CAULIFLOWER BOLOGNESE

“I want you to come watch the movie with us ON the couch, not be in the kitchen!”

I’ve been filling out this one-question-a-day journals for moms that I received for Christmas. It records a little thought or memory over the last year, and then starts again, so you can see how your answers change over a few years. One of the recent ones, prompted me to jot notes about what I am learning as a mom, and I found the question so general I was basically annoyed. I am a romantic, and also wildly pragmatic. In the span of a day I can tear up over the depths of love I feel for my kids, and also wish for them to have a mute button. We all have worlds within us; mothering pushing me into the corners of myself I am sometimes proud of or other corners ashamed of, but am I learning? Yes, every single day. Sometimes in the moment and other times after a particular season. But in 2021, my answer in the bullet journal was that I see my kids are wanting me to play with them. They aren’t registering all the service and shuttling and laundry and what it takes to pull off a week, they just want to play WITH me. It’s natural for me to move within lists and tasks and responsibilities and hustling, but playing is something I have to pay attention to. For them and for me. We usually do a family movie on Friday nights and my son (6.5), see quote above, pointed out that I don’t actually watch the movie, I tinker in the kitchen and he wants me in the couch cuddle. Flattered, and found out that I’d rather make granola than watch The Croods 🙂 So from annoyed, to passing on the question to fellow parents, what are you learning? Try not to be annoyed. Maybe circle back to it.

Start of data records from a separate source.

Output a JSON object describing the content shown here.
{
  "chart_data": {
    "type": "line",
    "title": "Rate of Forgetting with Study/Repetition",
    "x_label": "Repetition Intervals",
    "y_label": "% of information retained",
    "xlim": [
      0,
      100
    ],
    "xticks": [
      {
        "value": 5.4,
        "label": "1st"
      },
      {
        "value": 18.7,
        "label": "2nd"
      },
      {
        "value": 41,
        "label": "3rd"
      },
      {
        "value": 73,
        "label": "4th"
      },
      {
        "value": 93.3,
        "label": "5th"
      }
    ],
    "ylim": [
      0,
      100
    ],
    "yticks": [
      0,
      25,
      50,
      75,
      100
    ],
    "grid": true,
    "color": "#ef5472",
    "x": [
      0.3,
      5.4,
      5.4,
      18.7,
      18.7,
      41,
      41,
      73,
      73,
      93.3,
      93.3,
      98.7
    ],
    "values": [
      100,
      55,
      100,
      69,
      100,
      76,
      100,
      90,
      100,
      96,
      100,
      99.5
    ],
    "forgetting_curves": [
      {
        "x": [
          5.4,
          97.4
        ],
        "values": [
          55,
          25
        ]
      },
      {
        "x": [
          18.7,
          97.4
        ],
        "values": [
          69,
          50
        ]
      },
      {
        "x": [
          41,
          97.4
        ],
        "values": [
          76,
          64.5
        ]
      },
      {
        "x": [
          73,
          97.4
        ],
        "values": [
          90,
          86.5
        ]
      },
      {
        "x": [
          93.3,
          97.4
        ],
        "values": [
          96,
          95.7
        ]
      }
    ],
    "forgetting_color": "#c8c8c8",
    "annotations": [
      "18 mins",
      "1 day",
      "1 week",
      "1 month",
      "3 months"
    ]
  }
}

I published this recipe over on SKCC a few weeks ago and wanted it to live here. We’re trying to find more family-friendly vegetarian recipes (it’s easy for me to fill up on roasted veggies and big salads, not so much for the kids). This batch lasts us two meals – once with noodles, maybe half zoodles, and the second round on toast or english muffins with cheese melted on top, like a pizza sort of thing? It freezes well and is great to deliver to new parents.

CAULIFLOWER BOLOGNESE

Serves 6

Ingredients

2 Tbsp. of extra virgin olive oil
1 small yellow onion – roughly chopped
3 cloves of garlic
sea salt to taste
pepper to taste
1 head of cauliflower (about ¾ lb. or 12 oz. riced)
1/2 cup of raw walnuts pieces
1/2 tsp. of Italian seasoning
1/2 tsp. of fennel seeds – crushed
2 Tbsp. of tomato paste
2 Tbsp. of balsamic vinegar
1/2 cup of red wine (or broth of any sort, and double the vinegar to mimic the wine’s acidity)
28 oz. of canned, crushed tomatoes
1/2 cup of red lentils
red pepper flake to taste

For serving

12 oz. of pasta or choice, zoodles, etc.
parmesan
fresh, torn basil

Directions

In a large Dutch-oven or stockpot, heat the olive oil over medium low heat.

In a food processor, pulse the onion and garlic into smaller bits. Add them to the pot with a big pinch of salt and pepper. Sauté to soften, about 3 minutes.

Pulse up the cauliflower florets to get a rice-like texture. Add the riced-cauliflower to the pot and sauté to soften, about 5 minutes.

Pulse the walnuts in the processor and add those to the pot along with the Italian seasoning, fennel seed, another few generous pinches of salt and pepper, tomato paste and balsamic vinegar. Sauté until fragrant.

Add the red wine, cook about 3 minutes, then add the crushed tomatoes, ½ cup water, lentils, pinch of pepper flakes and stir to combine. Turn the heat to low, put the cover ajar and let it simmer gently for 30-35 minutes. Turn off the heat, taste for seasoning and adjust.

Cook your pasta or zoodles according to instructions. Top with cauli Bolognese, grated cheese, fresh basil and enjoy!

The Bolognese will keep in the fridge for a week and can be frozen for a few months.